Holy Cow!!! Has a psych consult been called? This guy is floridly psychotic and paranoid (he thinks you are poisening him). He doesn't need placement, he needs acute care psych treatment!! I hate to break it to your docs, but ativan, chloryl, whatever might make him sleep, but it isn't gonna treat psychosis. Haldol IM, may take a few days of repeated dosing(please give the guy cogentin with it-or benedryl dystonia can be ugly), but it should at least give you a glimpse of the human inside. From what you describe, he has been without treatment for months if not years.

I KNOW it is horrific trying to treat someone who is attacking you left and right, causing real understandable fear and anger, but schizophrenia is a treatable illness. I work in CT, and every state has their own laws and rules, but he needs involuntary treatment. Call the judge, the independent docs whatever...but he needs commitment.

Better yet, call the attending MD and tell him/her to do their job and call the consult, or let the doc feed/bath the guy just once!

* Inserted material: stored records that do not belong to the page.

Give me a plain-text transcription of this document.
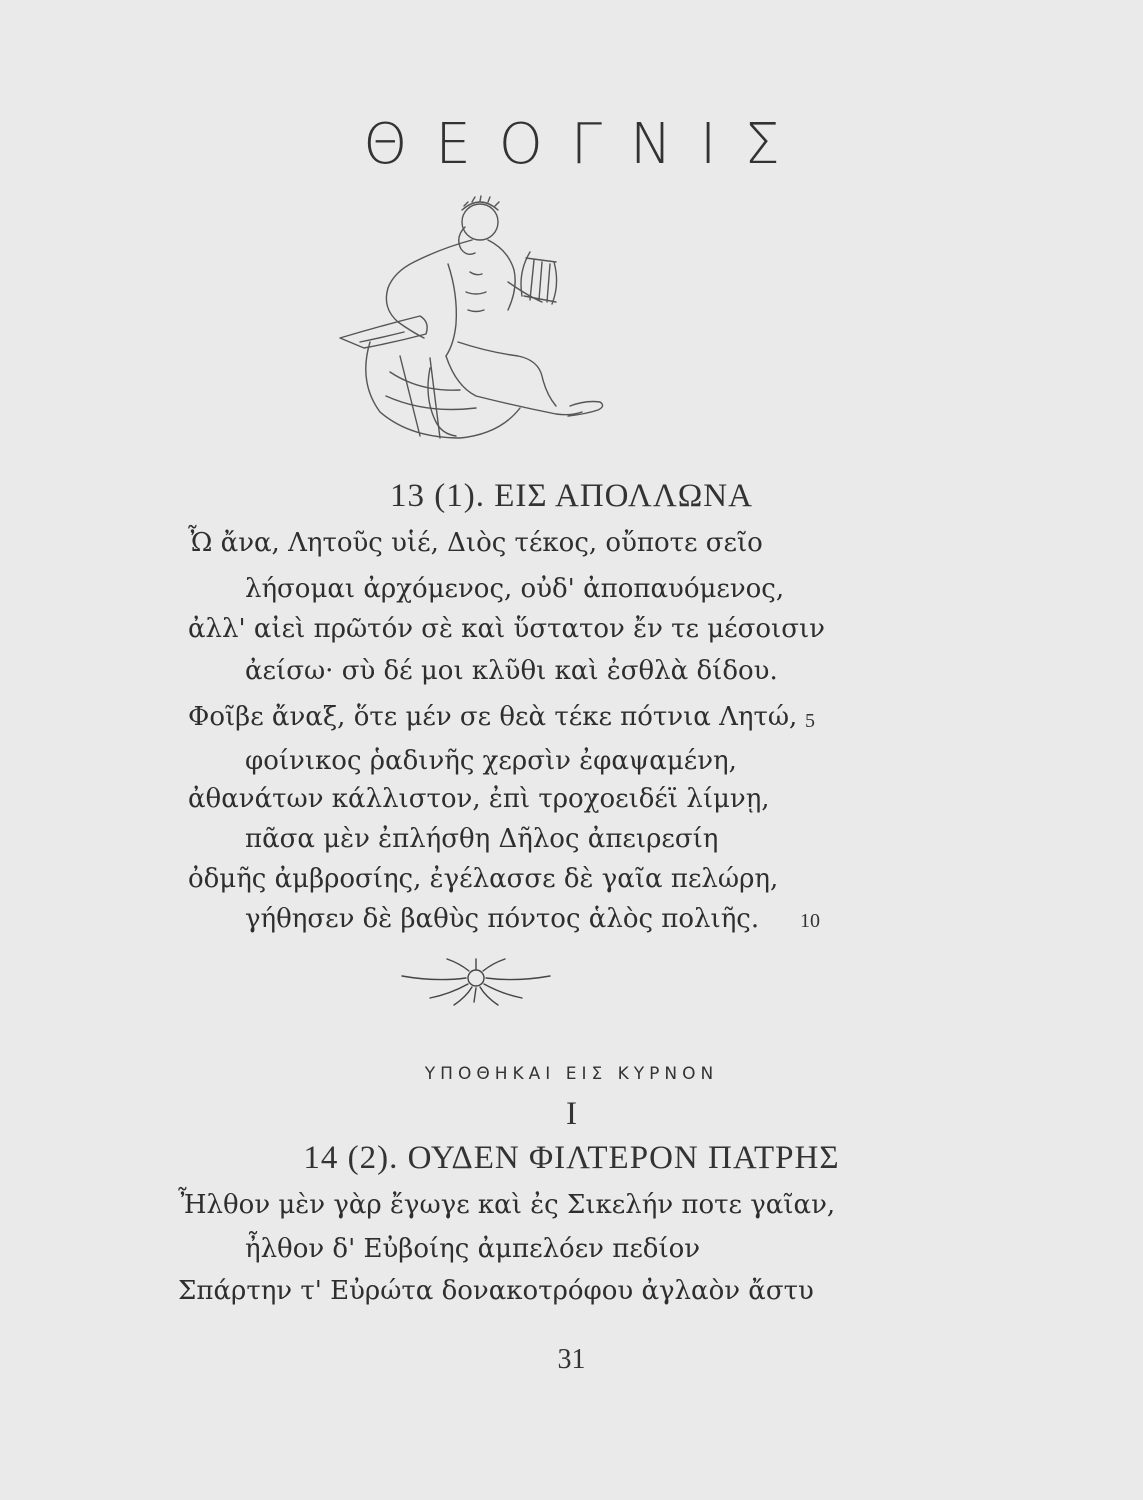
ΘΕΟΓΝΙΣ
13 (1). ΕΙΣ ΑΠΟΛΛΩΝΑ
Ὦ ἄνα, Λητοῦς υἱέ, Διὸς τέκος, οὔποτε σεῖο
λήσομαι ἀρχόμενος, οὐδ' ἀποπαυόμενος,
ἀλλ' αἰεὶ πρῶτόν σὲ καὶ ὕστατον ἔν τε μέσοισιν
ἀείσω· σὺ δέ μοι κλῦθι καὶ ἐσθλὰ δίδου.
Φοῖβε ἄναξ, ὅτε μέν σε θεὰ τέκε πότνια Λητώ, 5
φοίνικος ῥαδινῆς χερσὶν ἐφαψαμένη,
ἀθανάτων κάλλιστον, ἐπὶ τροχοειδέϊ λίμνῃ,
πᾶσα μὲν ἐπλήσθη Δῆλος ἀπειρεσίη
ὀδμῆς ἀμβροσίης, ἐγέλασσε δὲ γαῖα πελώρη,
γήθησεν δὲ βαθὺς πόντος ἁλὸς πολιῆς. 10
ΥΠΟΘΗΚΑΙ ΕΙΣ ΚΥΡΝΟΝ
I
14 (2). ΟΥΔΕΝ ΦΙΛΤΕΡΟΝ ΠΑΤΡΗΣ
Ἦλθον μὲν γὰρ ἔγωγε καὶ ἐς Σικελήν ποτε γαῖαν,
ἦλθον δ' Εὐβοίης ἀμπελόεν πεδίον
Σπάρτην τ' Εὐρώτα δονακοτρόφου ἀγλαὸν ἄστυ
31
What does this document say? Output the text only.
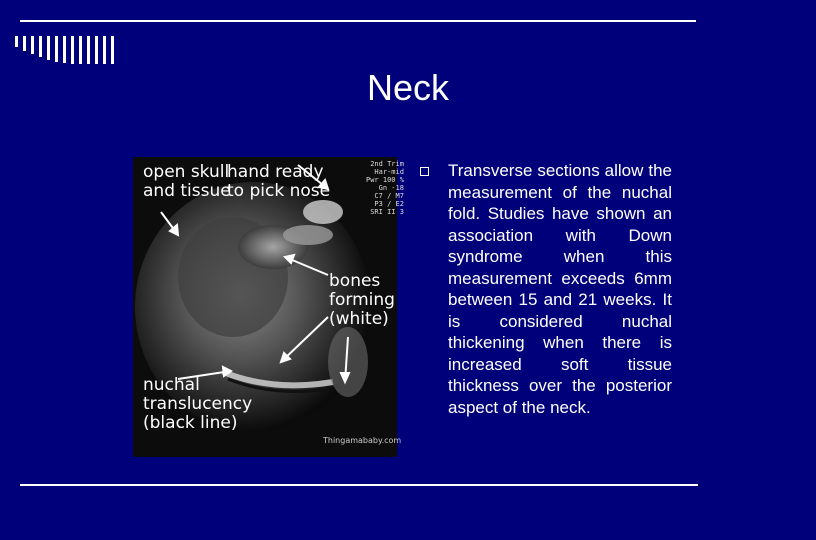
Neck
open skull
and tissue
hand ready
to pick nose
bones
forming
(white)
nuchal
translucency
(black line)
2nd Trim
Har-mid
Pwr 100 %
Gn -18
C7 / M7
P3 / E2
SRI II 3
Thingamababy.com
Transverse sections allow the measurement of the nuchal fold. Studies have shown an association with Down syndrome when this measurement exceeds 6mm between 15 and 21 weeks. It is considered nuchal thickening when there is increased soft tissue thickness over the posterior aspect of the neck.
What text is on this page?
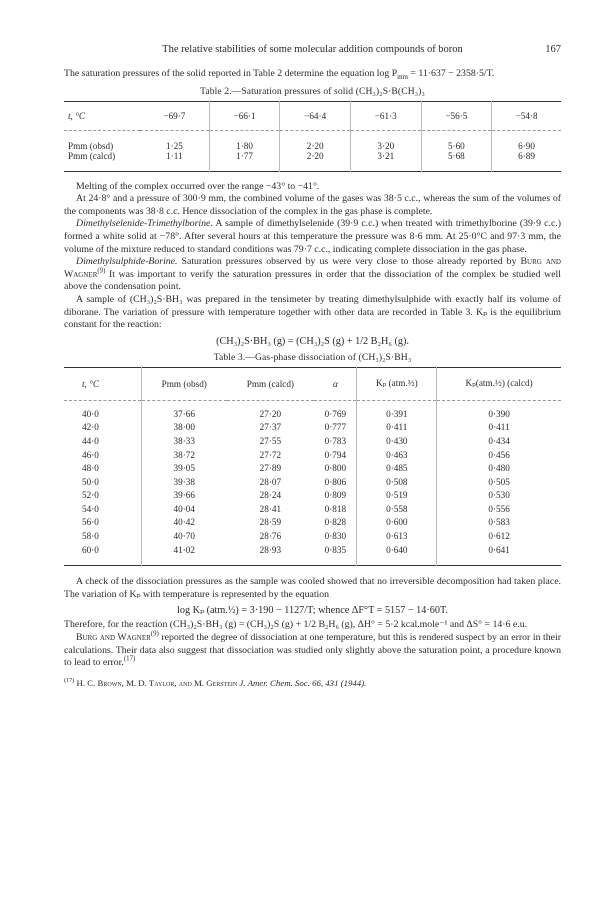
The relative stabilities of some molecular addition compounds of boron	167

The saturation pressures of the solid reported in Table 2 determine the equation $\log P_{mm} = 11\cdot 637 - 2358\cdot 5/T$.

Table 2.—Saturation pressures of solid (CH₃)₂S·B(CH₃)₃
t, °C	−69·7	−66·1	−64·4	−61·3	−56·5	−54·8

Pmm (obsd)	1·25	1·80	2·20	3·20	5·60	6·90
Pmm (calcd)	1·11	1·77	2·20	3·21	5·68	6·89

Melting of the complex occurred over the range −43° to −41°.

At 24·8° and a pressure of 300·9 mm, the combined volume of the gases was 38·5 c.c., whereas the sum of the volumes of the components was 38·8 c.c. Hence dissociation of the complex in the gas phase is complete.

Dimethylselenide-Trimethylborine. A sample of dimethylselenide (39·9 c.c.) when treated with trimethylborine (39·9 c.c.) formed a white solid at −78°. After several hours at this temperature the pressure was 8·6 mm. At 25·0°C and 97·3 mm, the volume of the mixture reduced to standard conditions was 79·7 c.c., indicating complete dissociation in the gas phase.

Dimethylsulphide-Borine. Saturation pressures observed by us were very close to those already reported by Burg and Wagner$^{(9)}$ It was important to verify the saturation pressures in order that the dissociation of the complex be studied well above the condensation point.

A sample of (CH₃)₂S·BH₃ was prepared in the tensimeter by treating dimethylsulphide with exactly half its volume of diborane. The variation of pressure with temperature together with other data are recorded in Table 3. Kₚ is the equilibrium constant for the reaction:

(CH₃)₂S·BH₃ (g) = (CH₃)₂S (g) + 1/2 B₂H₆ (g).
Table 3.—Gas-phase dissociation of (CH₃)₂S·BH₃
t, °C	Pmm (obsd)	Pmm (calcd)	α	Kₚ (atm.½)	Kₚ(atm.½) (calcd)
40·0	37·66	27·20	0·769	0·391	0·390
42·0	38·00	27·37	0·777	0·411	0·411
44·0	38·33	27·55	0·783	0·430	0·434
46·0	38·72	27·72	0·794	0·463	0·456
48·0	39·05	27·89	0·800	0·485	0·480
50·0	39·38	28·07	0·806	0·508	0·505
52·0	39·66	28·24	0·809	0·519	0·530
54·0	40·04	28·41	0·818	0·558	0·556
56·0	40·42	28·59	0·828	0·600	0·583
58·0	40·70	28·76	0·830	0·613	0·612
60·0	41·02	28·93	0·835	0·640	0·641

A check of the dissociation pressures as the sample was cooled showed that no irreversible decomposition had taken place. The variation of Kₚ with temperature is represented by the equation

log Kₚ (atm.½) = 3·190 − 1127/T; whence ΔF°T = 5157 − 14·60T.

Therefore, for the reaction (CH₃)₂S·BH₃ (g) = (CH₃)₂S (g) + 1/2 B₂H₆ (g), ΔH° = 5·2 kcal.mole⁻¹ and ΔS° = 14·6 e.u.

Burg and Wagner$^{(9)}$ reported the degree of dissociation at one temperature, but this is rendered suspect by an error in their calculations. Their data also suggest that dissociation was studied only slightly above the saturation point, a procedure known to lead to error.$^{(17)}$

$^{(17)}$ H. C. Brown, M. D. Taylor, and M. Gerstein J. Amer. Chem. Soc. 66, 431 (1944).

Let me put it to you this way, can you imagine if I had one of my psych patients complain of chest pain, perhaps radiating, and my psych MD didn't call medicine/cardiology to eval? Now there is a lovely malpratrice case.

So, transfer to a psych facility....placement and treatment done for you!

Specializes in ICU, Telemetry.

Oh, yeah he definately needs to go to the state hopital, or at least somewhere that can handle this kind of patient safely; I mean, we're winging it. They're doing the guardian ad litem thing, judge is coming Wednesday. I don't know the legal side of the house for psych; maybe they can't place him because they can't confirm he's a state resident or confirm his ID? Dunno.

I know our psych doc came and saw him, and they keep fiddling with his meds, but he's seriously dangerous. I just hope we can get him somewhere where he can get help before anyone else gets hurt.